PS: Texto de não autoria da dona do blog, publicado como anônimo. Todos os direitos reservados.
Não gosto de várias coisas. Uma delas são os
meus textos pessoais.
Fico com a impressão de que quando coloco meu
coração no teclado e começo a digitar
freneticamente, as orações perdem a abrangência que eu buscava, para que então
um único foco tome conta de todos os parágrafos: eu e minhas histórias, tão
complicadas quanto um cubo de Rubik. Começo a escrever influenciado pelo puro
desejo de exteriorizar o que estou sentindo e sinto derramar-me sobre o texto, apoderando-me e tomando conta dele, do
prólogo ao epílogo, como a água que derramamos aos poucos e vemos espalhar-se
pela superfície, irrefreável.
Não gosto de ser o foco, quando eu mesmo sou o
observador. Quando o meu ponto de vista é o único a analisar toda a situação,
há uma tendência em ser severamente crítico com relação às minhas próprias
atitudes. Também não gosto das minhas histórias complicadas.

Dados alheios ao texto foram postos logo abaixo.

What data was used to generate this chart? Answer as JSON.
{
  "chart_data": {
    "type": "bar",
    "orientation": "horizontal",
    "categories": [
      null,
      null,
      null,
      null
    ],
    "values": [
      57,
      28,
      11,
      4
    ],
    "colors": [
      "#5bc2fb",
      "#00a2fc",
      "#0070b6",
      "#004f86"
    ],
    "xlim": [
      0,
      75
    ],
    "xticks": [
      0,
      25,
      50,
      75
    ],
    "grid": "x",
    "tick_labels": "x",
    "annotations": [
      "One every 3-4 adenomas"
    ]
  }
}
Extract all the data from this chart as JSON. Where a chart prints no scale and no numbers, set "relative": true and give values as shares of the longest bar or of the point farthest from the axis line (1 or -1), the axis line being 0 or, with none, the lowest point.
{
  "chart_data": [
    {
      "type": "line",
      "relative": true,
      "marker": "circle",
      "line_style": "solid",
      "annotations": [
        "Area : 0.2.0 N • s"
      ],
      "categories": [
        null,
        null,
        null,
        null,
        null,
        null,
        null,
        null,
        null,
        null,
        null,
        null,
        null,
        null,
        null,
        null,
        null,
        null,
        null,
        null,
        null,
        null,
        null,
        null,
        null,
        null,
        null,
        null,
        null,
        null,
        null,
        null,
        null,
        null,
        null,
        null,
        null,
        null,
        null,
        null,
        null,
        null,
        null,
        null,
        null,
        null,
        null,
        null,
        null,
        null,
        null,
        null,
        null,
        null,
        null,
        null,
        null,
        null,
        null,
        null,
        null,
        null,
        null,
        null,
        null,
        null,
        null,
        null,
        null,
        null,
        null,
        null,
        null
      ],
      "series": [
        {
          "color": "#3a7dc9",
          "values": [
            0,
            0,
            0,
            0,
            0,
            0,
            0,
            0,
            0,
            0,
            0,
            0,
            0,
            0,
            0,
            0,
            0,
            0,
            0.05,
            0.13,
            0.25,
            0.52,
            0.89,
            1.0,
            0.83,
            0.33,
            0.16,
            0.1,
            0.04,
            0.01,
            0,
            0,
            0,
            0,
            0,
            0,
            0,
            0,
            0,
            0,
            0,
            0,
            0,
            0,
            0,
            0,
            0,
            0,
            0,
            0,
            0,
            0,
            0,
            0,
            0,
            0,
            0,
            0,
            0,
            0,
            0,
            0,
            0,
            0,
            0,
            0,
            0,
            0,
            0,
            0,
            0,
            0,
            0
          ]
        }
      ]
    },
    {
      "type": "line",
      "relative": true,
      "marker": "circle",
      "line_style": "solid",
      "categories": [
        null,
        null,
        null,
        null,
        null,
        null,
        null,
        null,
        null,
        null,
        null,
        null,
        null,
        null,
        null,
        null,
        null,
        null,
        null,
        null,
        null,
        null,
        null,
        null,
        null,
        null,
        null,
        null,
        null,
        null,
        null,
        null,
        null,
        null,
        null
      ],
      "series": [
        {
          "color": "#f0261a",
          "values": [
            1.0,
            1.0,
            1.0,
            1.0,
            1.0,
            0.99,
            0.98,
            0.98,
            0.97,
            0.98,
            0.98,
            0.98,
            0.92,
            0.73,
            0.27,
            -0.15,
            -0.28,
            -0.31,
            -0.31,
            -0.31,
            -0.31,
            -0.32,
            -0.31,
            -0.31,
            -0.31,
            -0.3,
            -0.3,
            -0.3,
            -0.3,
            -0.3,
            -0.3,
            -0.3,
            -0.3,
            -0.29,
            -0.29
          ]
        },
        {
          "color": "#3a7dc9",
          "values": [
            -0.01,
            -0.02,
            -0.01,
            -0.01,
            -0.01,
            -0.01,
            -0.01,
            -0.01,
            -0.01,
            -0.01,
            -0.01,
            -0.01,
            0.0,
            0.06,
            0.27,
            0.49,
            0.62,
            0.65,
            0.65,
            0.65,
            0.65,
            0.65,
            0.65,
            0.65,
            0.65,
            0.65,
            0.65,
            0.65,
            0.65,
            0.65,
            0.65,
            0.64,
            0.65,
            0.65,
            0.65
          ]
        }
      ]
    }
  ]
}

E você é a maior delas, sinto informar-lhe e
informar a mim mesmo. É complicado te ver sem que as cenas da nossa história
complicada invadam a minha mente e eu vividamente relembre tudo o que
aconteceu, desde aquele maldito 6 de fevereiro quando aceitei ver aquele filme
com você, sem a menor pretenção de abrir as portas da minha vida para o seu
sorriso bobo e os terríveis olhos de ressaca. Poderia dizer que me arrependo,
se fosse julgar por todas as reviravoltas que nosso perigoso amor estava
destino a enfrentar. Não me pergunte o porquê, até hoje ainda não entendo o que
eu pensava quando nós estávamos juntos, mas aquela sensação de risco calculado
não me deixava em paz, e constantemente achava que o dia em que nos beijamos
pela primeira vez foi o dia em que eu comecei a patinar em gelo fino, sem saber
se a mão que patinava ao meu lado era firme o suficiente para nos segurar, caso
o gelo rachasse.
Fico curioso em saber quando aconteceu. Tudo
pareceu tão rápido, tão de repente que não tive tempo hábil de perceber e
perguntar-me se era assim mesmo que as coisas deveriam ser. A única coisa que
tive tempo de fazer, quando a realidade estapeou a minha cara, foi olhar ao meu
redor e temer o fato de que meu mundo já não seria o mesmo sem você nele. E
esse temor não passou nunca, desde então. Cada dia da nossa vida juntos me
parecia uma vitória e eu celebrava isso intimamente, porque pensava que a
qualquer instante, na velocidade da batida das asas de um beija-flor, eu
estaria por minha própria conta de novo. Se o certo é cuidar do jardim para que
as borboletas cheguem, eu tinha a nítida certeza de que você era a borboleta
mais arisca e não havia flor que fizesse você preso a mim. Não tanto quanto eu
era preso a você. Me envergonho ao lembrar dessas coisas, se quer saber a
verdade. Aos olhos de qualquer cidadão sensato, era possível ver que era eu
quem precisava de ti, e não o inverso, para meu infortúnio.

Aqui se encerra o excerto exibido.